Project description:BioModels Database is a reference repository of mathematical models used in biology. Models are stored as SBML files on a file system and metadata is provided in a relational database. Models can be retrieved through a web interface and programmatically via web services. In addition to those more traditional ways to access information, Linked Data using Semantic Web technologies (such as the Resource Description Framework, RDF), is becoming an increasingly popular means to describe and expose biological relevant data.We present the BioModels Linked Dataset, which exposes the models’ content as a dereferencable interlinked dataset.
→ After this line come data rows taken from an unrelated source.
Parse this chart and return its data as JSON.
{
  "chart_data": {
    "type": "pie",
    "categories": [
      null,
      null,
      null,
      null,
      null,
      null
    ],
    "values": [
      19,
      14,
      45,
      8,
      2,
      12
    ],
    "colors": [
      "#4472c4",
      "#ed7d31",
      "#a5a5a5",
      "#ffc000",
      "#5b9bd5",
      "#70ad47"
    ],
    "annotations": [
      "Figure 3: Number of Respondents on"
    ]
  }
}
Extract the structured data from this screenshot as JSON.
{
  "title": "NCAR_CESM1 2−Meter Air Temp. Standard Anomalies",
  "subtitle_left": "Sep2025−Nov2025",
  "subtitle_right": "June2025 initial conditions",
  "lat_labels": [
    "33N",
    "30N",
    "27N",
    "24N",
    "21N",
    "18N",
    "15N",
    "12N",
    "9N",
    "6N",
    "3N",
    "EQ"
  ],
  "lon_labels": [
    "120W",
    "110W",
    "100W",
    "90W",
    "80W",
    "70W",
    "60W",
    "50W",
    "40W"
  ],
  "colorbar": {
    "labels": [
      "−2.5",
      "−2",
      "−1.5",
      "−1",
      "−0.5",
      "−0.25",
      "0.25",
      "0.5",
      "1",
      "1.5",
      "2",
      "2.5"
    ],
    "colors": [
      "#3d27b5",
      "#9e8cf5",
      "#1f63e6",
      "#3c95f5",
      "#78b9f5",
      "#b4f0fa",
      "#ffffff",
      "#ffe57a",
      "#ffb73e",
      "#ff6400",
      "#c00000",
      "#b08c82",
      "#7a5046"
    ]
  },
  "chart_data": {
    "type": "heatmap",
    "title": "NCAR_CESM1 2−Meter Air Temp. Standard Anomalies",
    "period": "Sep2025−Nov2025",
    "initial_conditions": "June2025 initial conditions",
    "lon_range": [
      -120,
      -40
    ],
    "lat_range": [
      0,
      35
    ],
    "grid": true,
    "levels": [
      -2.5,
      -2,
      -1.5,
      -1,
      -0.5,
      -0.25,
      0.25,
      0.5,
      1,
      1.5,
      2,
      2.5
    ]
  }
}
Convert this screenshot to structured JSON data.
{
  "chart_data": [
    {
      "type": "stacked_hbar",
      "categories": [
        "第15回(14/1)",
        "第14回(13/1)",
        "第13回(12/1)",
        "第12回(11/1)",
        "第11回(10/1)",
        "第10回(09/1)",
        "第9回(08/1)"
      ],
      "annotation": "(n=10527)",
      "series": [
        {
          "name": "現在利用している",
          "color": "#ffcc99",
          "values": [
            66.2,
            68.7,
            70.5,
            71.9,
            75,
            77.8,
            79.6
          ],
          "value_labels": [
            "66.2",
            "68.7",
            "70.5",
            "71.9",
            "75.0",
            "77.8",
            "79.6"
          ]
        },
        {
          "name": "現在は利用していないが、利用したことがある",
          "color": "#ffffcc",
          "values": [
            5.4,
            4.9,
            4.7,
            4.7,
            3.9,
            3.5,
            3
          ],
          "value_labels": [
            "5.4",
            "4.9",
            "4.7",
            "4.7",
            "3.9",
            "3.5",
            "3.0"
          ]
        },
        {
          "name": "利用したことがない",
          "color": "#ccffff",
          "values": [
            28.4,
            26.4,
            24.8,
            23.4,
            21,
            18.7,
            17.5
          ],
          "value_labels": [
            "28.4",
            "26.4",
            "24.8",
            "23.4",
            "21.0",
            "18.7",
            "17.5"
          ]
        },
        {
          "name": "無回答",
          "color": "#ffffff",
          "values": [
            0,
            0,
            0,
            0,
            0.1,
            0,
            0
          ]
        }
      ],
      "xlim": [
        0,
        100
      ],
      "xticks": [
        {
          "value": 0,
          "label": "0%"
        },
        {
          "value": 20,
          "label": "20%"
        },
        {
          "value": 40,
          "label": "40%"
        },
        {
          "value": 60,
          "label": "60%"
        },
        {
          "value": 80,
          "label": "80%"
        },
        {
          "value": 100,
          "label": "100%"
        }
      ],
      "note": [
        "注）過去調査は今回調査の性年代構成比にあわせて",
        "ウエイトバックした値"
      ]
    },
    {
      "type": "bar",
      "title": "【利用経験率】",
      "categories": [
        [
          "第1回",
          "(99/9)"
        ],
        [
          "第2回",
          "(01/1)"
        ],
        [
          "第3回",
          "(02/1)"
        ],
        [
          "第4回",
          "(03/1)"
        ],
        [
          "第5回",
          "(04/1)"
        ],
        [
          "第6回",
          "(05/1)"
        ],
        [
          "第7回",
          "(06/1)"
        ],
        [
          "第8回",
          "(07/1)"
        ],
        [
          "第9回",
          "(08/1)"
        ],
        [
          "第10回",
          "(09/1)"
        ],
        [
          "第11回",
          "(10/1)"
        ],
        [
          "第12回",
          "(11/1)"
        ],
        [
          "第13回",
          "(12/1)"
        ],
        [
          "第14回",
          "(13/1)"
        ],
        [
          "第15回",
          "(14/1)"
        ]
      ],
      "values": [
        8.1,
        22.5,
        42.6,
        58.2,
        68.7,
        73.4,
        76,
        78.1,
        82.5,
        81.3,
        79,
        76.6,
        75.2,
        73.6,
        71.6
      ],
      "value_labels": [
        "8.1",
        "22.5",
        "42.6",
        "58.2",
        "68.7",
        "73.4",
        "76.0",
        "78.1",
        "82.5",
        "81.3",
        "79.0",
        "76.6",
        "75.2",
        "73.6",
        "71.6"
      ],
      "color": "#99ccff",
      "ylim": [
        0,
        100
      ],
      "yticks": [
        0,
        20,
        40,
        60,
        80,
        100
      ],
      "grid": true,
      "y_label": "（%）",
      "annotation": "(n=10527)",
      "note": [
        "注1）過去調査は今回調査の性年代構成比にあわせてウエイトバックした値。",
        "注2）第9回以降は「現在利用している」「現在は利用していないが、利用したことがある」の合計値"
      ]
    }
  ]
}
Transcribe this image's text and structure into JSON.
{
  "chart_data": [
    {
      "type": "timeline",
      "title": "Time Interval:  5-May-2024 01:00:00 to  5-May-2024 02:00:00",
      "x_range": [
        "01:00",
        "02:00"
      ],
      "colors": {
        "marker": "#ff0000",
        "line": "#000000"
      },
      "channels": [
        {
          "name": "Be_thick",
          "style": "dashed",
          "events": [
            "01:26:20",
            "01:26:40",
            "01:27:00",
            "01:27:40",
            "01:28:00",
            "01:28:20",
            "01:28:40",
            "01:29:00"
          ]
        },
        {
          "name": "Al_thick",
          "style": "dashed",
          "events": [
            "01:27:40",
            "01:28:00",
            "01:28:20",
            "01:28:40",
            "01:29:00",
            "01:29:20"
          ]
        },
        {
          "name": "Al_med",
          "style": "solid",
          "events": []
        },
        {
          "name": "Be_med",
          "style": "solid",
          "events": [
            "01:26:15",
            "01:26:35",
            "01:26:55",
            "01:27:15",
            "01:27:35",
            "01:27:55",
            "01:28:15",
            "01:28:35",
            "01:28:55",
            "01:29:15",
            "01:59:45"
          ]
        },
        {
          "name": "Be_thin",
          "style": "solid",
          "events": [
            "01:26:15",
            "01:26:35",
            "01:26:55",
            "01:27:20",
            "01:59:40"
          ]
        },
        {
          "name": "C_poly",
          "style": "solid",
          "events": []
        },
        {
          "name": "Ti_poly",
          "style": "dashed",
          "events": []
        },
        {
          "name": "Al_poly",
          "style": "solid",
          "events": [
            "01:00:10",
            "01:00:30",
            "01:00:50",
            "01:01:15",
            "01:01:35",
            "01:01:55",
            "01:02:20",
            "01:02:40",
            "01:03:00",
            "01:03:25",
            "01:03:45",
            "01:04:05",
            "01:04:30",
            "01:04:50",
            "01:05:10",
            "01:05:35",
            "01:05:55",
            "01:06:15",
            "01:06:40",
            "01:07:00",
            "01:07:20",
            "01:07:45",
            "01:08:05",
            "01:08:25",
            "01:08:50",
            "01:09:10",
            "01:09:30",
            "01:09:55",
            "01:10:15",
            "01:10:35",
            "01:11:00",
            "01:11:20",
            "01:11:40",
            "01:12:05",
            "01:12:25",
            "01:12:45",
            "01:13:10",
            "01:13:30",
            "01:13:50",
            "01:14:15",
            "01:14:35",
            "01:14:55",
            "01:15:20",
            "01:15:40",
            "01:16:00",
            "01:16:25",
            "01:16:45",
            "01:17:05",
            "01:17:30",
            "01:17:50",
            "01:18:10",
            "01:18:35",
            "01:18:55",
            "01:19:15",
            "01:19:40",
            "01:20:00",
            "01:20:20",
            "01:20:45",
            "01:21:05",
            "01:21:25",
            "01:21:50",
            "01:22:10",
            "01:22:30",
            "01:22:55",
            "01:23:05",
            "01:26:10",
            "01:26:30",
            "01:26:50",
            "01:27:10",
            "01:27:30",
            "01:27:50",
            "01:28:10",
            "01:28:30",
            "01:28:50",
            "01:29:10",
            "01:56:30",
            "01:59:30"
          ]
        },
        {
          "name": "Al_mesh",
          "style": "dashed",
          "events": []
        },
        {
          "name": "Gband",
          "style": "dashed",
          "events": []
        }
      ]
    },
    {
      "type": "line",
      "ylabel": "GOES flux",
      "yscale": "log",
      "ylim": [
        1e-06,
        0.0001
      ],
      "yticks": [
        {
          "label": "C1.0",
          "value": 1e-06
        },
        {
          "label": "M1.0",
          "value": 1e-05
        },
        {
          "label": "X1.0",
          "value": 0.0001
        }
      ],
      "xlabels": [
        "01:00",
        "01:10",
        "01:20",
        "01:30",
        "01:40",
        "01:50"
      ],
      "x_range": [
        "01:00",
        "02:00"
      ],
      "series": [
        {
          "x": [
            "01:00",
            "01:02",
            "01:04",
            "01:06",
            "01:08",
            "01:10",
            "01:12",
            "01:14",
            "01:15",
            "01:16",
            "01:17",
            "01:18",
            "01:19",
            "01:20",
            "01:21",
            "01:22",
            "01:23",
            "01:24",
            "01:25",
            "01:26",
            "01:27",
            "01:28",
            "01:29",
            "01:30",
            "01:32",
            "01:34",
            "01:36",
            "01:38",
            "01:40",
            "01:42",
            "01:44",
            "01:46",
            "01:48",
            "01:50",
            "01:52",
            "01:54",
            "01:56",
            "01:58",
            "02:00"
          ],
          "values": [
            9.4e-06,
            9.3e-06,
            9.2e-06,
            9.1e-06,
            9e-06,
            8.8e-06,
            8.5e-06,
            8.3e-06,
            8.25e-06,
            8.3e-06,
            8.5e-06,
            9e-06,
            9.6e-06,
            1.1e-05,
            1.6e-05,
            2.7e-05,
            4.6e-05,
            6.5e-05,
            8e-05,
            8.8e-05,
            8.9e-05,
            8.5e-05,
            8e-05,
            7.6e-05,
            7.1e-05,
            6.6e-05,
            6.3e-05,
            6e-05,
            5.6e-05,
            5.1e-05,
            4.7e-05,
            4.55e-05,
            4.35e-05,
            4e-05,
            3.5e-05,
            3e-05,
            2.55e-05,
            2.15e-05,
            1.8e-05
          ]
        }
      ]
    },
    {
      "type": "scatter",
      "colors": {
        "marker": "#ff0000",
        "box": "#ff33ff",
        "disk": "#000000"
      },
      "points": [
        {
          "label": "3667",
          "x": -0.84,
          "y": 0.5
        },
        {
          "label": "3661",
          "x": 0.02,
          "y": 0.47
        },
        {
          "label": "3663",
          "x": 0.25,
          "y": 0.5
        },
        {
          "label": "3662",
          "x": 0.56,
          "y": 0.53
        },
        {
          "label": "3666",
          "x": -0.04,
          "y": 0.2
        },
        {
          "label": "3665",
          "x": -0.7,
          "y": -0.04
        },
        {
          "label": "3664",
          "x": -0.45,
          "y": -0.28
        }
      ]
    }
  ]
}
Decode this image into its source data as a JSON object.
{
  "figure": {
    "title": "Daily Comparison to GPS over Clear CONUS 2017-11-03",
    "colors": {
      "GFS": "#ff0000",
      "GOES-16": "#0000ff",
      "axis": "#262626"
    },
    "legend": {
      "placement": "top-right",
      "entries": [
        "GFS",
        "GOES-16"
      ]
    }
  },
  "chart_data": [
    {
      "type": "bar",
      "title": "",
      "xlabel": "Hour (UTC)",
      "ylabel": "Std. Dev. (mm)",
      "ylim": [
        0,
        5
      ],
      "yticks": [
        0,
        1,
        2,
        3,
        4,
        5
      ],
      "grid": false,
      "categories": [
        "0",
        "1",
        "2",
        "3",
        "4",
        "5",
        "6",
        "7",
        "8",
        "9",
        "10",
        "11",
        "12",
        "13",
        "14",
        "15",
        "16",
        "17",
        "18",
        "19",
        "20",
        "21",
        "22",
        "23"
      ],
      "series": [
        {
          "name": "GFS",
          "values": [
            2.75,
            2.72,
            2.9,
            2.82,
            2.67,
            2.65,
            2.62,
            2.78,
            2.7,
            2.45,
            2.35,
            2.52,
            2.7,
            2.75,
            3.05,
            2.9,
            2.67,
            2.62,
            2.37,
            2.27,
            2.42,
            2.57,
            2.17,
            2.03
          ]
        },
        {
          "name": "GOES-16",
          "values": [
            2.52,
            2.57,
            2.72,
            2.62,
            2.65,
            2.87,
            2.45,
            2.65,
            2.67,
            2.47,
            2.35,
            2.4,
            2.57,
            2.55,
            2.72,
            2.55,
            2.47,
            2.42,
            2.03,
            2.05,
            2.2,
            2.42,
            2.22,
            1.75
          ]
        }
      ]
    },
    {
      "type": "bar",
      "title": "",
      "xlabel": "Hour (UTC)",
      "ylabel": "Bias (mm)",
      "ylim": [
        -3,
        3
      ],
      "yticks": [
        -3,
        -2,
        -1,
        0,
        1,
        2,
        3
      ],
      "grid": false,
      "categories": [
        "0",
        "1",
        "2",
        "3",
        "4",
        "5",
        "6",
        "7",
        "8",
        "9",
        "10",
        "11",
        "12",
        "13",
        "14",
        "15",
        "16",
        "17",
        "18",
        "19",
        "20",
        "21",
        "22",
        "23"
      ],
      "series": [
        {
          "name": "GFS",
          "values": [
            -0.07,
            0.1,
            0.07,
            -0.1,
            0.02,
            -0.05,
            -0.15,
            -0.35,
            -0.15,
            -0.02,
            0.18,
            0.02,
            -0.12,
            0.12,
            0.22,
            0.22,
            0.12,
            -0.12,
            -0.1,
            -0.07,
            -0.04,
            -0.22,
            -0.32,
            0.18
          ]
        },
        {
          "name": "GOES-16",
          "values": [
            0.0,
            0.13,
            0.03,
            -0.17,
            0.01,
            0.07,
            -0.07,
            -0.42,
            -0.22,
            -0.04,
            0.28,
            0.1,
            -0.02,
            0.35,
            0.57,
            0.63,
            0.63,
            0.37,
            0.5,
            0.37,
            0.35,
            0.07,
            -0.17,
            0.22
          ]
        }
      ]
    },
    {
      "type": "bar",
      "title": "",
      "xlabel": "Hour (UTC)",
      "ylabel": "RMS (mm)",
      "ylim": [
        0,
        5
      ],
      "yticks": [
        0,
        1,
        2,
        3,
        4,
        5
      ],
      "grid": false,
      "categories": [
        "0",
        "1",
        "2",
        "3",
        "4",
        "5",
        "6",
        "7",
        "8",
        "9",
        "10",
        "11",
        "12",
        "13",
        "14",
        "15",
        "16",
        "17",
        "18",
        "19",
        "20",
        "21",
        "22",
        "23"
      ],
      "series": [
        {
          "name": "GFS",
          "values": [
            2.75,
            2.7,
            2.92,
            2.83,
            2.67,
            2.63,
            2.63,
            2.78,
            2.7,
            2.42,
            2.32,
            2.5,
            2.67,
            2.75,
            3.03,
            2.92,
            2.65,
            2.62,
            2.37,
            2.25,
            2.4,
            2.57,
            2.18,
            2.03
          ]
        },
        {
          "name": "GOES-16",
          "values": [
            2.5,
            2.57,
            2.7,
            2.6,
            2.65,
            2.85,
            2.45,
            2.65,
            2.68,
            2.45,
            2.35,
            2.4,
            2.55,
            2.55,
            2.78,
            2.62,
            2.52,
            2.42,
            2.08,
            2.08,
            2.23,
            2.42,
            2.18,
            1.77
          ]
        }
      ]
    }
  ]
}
BioModels Linked Dataset makes use of the wealth of annotations available within a large number of manually curated models to link and integrate data and models from other resources.The BioModels Linked Dataset provides users with a dataset interoperable with other semantic web resources. It supports powerful search queries, some of which were not previously available to users and allow integration of data from multiple resources. This provides a distributed platform to find similar models for comparison, processing and enrichment.